BEIJING, Oct 24 (Reuters) – China is set to unleash a new fiscal stimulus to boost its economic recovery, using a well-used playbook that relies heavily on debt and state spending but falls short of growing deep reforms. Number of inspectors.
Some government advisers are recommending China raise its 2024 budget deficit target beyond 3% of gross domestic product (GDP) for this year, which would allow Beijing to issue more bonds to revive the economy, policy insiders and economists told Reuters.
The world’s second-largest economy grew faster than expected in the third quarter, boosting Beijing’s chances of meeting its growth target of 5% for 2023.
But while the upbeat surprise may bring some joy to beleaguered Chinese investors, there are deep concerns about the continued destruction of private sector activity and the lack of long-term reforms needed to shift the economy toward consumer-led growth.
For now, the focus is on sustaining a weak recovery to avoid economic disaster.
„We need to make good preparations for next year and implement policies to stabilize growth. The foundation of economic recovery is not solid,” said an adviser to the cabinet, speaking on condition of anonymity.
„For next year, we still need to set a 5% GDP growth target.”
China’s parliament is expected to approve up to 1 trillion yuan ($137 billion) in additional sovereign debt issuance when it wraps up a five-day meeting that began on Oct. 20, sources told Reuters.
Such bonds will be used to finance water conservation and flood prevention projects and will come on top of the expected front-loading of the 2024 local bond allocation.
Calls for Ambition
China’s weak post-pandemic recovery has exposed growing structural constraints and raised a sense of urgency around reforms to put growth on a more sustainable footing.
The debate over economic policy in China has heated up in recent months, with some government advisers advocating reforms to unleash new growth engines beyond property and infrastructure investment.
Those favoring structural reforms focus on policies that encourage urbanization and housing spending, reduce reliance on investment and level the playing field between state-owned enterprises and private enterprises.
Without such changes, economists warn, China could slide into a long period of deflation and stagnant growth that fails to raise the living standards of the country’s 1.4 billion people.
However, near-term demands have largely overshadowed calls for politically ambitious reforms, with authorities instead increasing fiscal and monetary support.
Local governments have been told to complete by September the issuance of 3.8 trillion yuan in special local bonds for 2023 to finance infrastructure.
Some advisers say the central government has room to spend more because its debt is only 21% of GDP, much lower than the 76% for local governments.
„Fiscal policy should play an even more leading role next year,” said Xu Hongkai, deputy director of the Economic Policy Commission of the state-backed Chinese Association for Policy Sciences.

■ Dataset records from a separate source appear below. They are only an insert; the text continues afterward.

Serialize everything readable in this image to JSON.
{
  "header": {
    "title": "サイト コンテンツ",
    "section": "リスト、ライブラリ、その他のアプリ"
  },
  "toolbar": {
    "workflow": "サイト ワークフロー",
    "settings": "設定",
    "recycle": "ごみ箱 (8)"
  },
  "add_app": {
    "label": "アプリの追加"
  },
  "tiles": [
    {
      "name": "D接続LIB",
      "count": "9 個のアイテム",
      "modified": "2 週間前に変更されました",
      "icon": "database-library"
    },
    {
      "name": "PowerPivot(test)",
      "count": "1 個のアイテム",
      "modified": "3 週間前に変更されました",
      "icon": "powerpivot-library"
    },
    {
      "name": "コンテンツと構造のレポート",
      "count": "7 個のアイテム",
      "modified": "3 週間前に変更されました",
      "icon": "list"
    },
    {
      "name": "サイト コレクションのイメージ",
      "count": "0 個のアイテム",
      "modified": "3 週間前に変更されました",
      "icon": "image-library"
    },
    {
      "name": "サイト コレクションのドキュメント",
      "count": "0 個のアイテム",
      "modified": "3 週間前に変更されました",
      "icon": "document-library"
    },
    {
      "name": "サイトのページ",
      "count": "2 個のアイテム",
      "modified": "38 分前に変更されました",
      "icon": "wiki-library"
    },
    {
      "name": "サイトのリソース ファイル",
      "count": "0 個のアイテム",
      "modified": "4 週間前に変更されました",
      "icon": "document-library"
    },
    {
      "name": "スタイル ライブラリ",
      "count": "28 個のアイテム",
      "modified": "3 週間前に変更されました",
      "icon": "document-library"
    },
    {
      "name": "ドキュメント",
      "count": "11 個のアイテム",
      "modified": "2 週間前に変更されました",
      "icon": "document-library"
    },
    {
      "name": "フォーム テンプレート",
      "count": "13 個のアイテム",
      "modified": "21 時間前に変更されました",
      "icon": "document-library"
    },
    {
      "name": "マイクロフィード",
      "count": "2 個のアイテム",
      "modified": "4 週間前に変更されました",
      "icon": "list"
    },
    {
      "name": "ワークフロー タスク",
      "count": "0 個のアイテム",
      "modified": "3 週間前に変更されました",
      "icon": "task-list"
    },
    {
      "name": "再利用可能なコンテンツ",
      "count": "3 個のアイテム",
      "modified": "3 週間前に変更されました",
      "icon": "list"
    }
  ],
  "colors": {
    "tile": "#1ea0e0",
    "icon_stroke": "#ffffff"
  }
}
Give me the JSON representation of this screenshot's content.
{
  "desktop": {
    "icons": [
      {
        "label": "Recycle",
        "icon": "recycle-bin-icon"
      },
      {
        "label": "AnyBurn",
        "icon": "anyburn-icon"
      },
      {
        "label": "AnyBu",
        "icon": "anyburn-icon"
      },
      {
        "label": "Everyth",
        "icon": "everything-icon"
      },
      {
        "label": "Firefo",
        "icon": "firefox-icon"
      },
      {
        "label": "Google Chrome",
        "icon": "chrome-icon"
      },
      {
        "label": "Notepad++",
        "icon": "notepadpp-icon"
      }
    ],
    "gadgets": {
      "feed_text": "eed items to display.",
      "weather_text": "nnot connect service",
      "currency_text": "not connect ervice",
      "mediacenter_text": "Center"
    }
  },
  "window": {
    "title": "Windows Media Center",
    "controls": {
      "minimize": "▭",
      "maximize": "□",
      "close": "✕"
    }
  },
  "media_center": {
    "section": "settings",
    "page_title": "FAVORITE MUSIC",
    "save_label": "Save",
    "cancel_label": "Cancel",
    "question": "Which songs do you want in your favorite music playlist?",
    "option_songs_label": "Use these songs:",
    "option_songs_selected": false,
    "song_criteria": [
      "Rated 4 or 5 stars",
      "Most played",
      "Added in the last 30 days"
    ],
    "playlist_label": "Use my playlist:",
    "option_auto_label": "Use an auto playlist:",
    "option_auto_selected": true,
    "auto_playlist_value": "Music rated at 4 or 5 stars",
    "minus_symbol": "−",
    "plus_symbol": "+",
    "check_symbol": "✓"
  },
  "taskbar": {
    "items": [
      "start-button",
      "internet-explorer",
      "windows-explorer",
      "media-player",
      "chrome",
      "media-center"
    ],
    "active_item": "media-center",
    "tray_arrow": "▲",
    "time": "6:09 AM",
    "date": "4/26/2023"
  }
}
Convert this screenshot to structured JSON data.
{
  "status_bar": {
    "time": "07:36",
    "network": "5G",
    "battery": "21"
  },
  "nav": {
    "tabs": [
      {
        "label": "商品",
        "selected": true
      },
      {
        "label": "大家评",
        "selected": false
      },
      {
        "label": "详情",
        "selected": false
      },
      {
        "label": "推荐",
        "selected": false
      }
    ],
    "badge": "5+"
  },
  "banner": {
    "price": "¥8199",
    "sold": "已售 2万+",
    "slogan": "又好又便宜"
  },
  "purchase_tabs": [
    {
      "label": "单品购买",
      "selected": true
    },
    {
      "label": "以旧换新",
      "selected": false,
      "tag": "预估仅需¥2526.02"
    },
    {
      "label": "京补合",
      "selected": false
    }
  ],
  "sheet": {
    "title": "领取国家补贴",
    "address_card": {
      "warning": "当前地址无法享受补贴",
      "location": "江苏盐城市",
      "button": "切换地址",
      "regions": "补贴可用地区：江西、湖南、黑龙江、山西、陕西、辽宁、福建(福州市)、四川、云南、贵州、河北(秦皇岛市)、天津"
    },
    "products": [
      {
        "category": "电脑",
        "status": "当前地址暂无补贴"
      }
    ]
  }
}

„Next year, real growth may be less than 5%, but it cannot be too low, otherwise some problems such as employment and income will still strike,” Xu told Reuters.
The central bank, which has offered moderate interest rate cuts and pumped more money into the economy in recent weeks, has been constrained in how much it can ease monetary policy for fear of triggering capital flight and hurting the yuan, analysts said.
„There is still room to lower interest rates and reserve requirement ratios, but there is a question of sustainability,” said Guan Tao, global chief economist at BOC International and a former official at the State Administration of Foreign Exchange (SAFE).
However, policy insiders believe that further fundamental changes, particularly the revival of market-based reforms, will be limited due to the political environment in which the government has increased its control over the economy, including the private sector.
An expected Communist Party plenum, likely to take place in November and traditionally focused on reforms, may disappoint people expecting major changes.
„We need to push for reforms as many of the problems are structural, but implementing reforms is difficult and requires political will,” said a policy insider.
($1 = 7.2987 Chinese Yuan)
Reporting by Kevin Yao. Editing by Sam Holmes
Our Standards: Thomson Reuters Trust Principles.